Depuis quelques mois, les distributeurs automatiques de cartes Pokémon fleurissent dans les galeries marchandes et centres commerciaux du Var. Derrière ces machines, des entrepreneurs comme Sylvain Pacini, fondateur de Poké’Universe, ont saisi une opportunité sur un marché en pleine expansion. « Je me suis inspiré du Japon où ces distributeurs sont implantés partout », explique-t-il, devant son premier distributeur installé le 22 avril dernier dans la galerie marchande Intermarché à Cuers.
Une reconversion réussie pour Sylvain Pacini
Ancien gérant de pizzeria, Sylvain Pacini a lancé sa société en novembre 2024. Il se dit « satisfait » de sa reconversion : « Je réalise en moyenne 150 euros de chiffre d’affaires par jour, jusqu’à 250 euros le samedi. Mon objectif est 4 000 euros par mois et par machine ». Deux autres distributeurs seront installés en juin à Brignoles et Carnoules, et une dizaine d’ici la fin de l’année.
Un modèle économique rentable
Chaque distributeur contient une soixantaine de références. Les paquets de 5 à 10 cartes sont vendus à partir de 2,90 euros, jusqu’à 29,90 euros pour la série 151 « Écarlate et Violet ». « Ce sont ces séries d’exception qui se vendent le mieux, et sur lesquelles je fais le plus de marge », reconnaît Pacini. Un pourcentage de son chiffre d’affaires est reversé au bailleur. Les machines, valant entre 8 000 et 12 000 euros pièce, contiennent 15 000 euros de marchandises. Son stock de 60 000 euros est gardé dans un entrepôt logistique de 130 m² près de Brignoles.
« Aujourd’hui il y a beaucoup plus de demandes que d’offres, donc lorsqu’une nouvelle série sort en magasin, les gens font la queue et tout se vend très rapidement », explique-t-il, évoquant un « effet de rupture » qui profite aux commerçants. Cette « rentabilité immédiate » attire de nombreux entrepreneurs, expliquant la multiplication des distributeurs.

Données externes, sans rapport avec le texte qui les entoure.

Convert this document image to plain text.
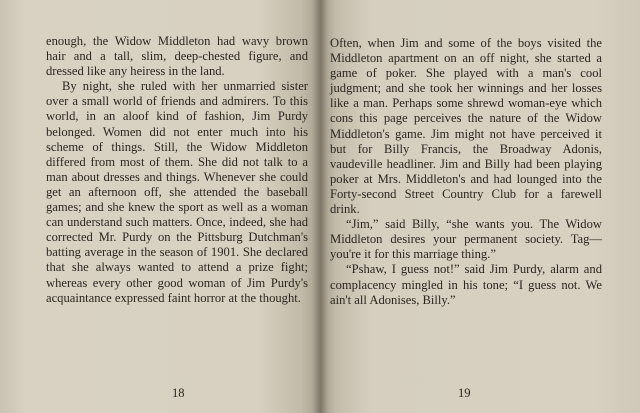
enough, the Widow Middleton had wavy brown hair and a tall, slim, deep-chested figure, and dressed like any heiress in the land.

By night, she ruled with her unmarried sister over a small world of friends and admirers. To this world, in an aloof kind of fashion, Jim Purdy belonged. Women did not enter much into his scheme of things. Still, the Widow Middleton differed from most of them. She did not talk to a man about dresses and things. Whenever she could get an afternoon off, she attended the baseball games; and she knew the sport as well as a woman can understand such matters. Once, indeed, she had corrected Mr. Purdy on the Pittsburg Dutchman's batting average in the season of 1901. She declared that she always wanted to attend a prize fight; whereas every other good woman of Jim Purdy's acquaintance expressed faint horror at the thought.

18

Often, when Jim and some of the boys visited the Middleton apartment on an off night, she started a game of poker. She played with a man's cool judgment; and she took her winnings and her losses like a man. Perhaps some shrewd woman-eye which cons this page perceives the nature of the Widow Middleton's game. Jim might not have perceived it but for Billy Francis, the Broadway Adonis, vaudeville headliner. Jim and Billy had been playing poker at Mrs. Middleton's and had lounged into the Forty-second Street Country Club for a farewell drink.

“Jim,” said Billy, “she wants you. The Widow Middleton desires your permanent society. Tag—you're it for this marriage thing.”

“Pshaw, I guess not!” said Jim Purdy, alarm and complacency mingled in his tone; “I guess not. We ain't all Adonises, Billy.”

19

Un phénomène intergénérationnel
Pokémon rassemble enfants, parents et collectionneurs passionnés de 20 à 40 ans, à la recherche de cartes venues du Japon, de Corée ou de Chine. Sylvain Pacini a développé un modèle hybride combinant vente en ligne, ventes en live et distribution automatique. « Je réalise entre 10 000 et 12 000 euros de ventes en faisant des live sur Whatnot », indique-t-il, où sa communauté pokeuniverse83 compte près de 6 000 abonnés. Sur eBay, Cardmarket, Vinted, il déclare plus de 10 000 ventes par an. Son site pokeuniverse.fr propose aussi un service de grading et certification des cartes. « J’ai investi dans une machine professionnelle - une presse à ultrasons - permettant d’encapsuler et de noter les cartes, avec une capacité d’environ 50 cartes par jour ». Il envisage l’embauche de deux experts.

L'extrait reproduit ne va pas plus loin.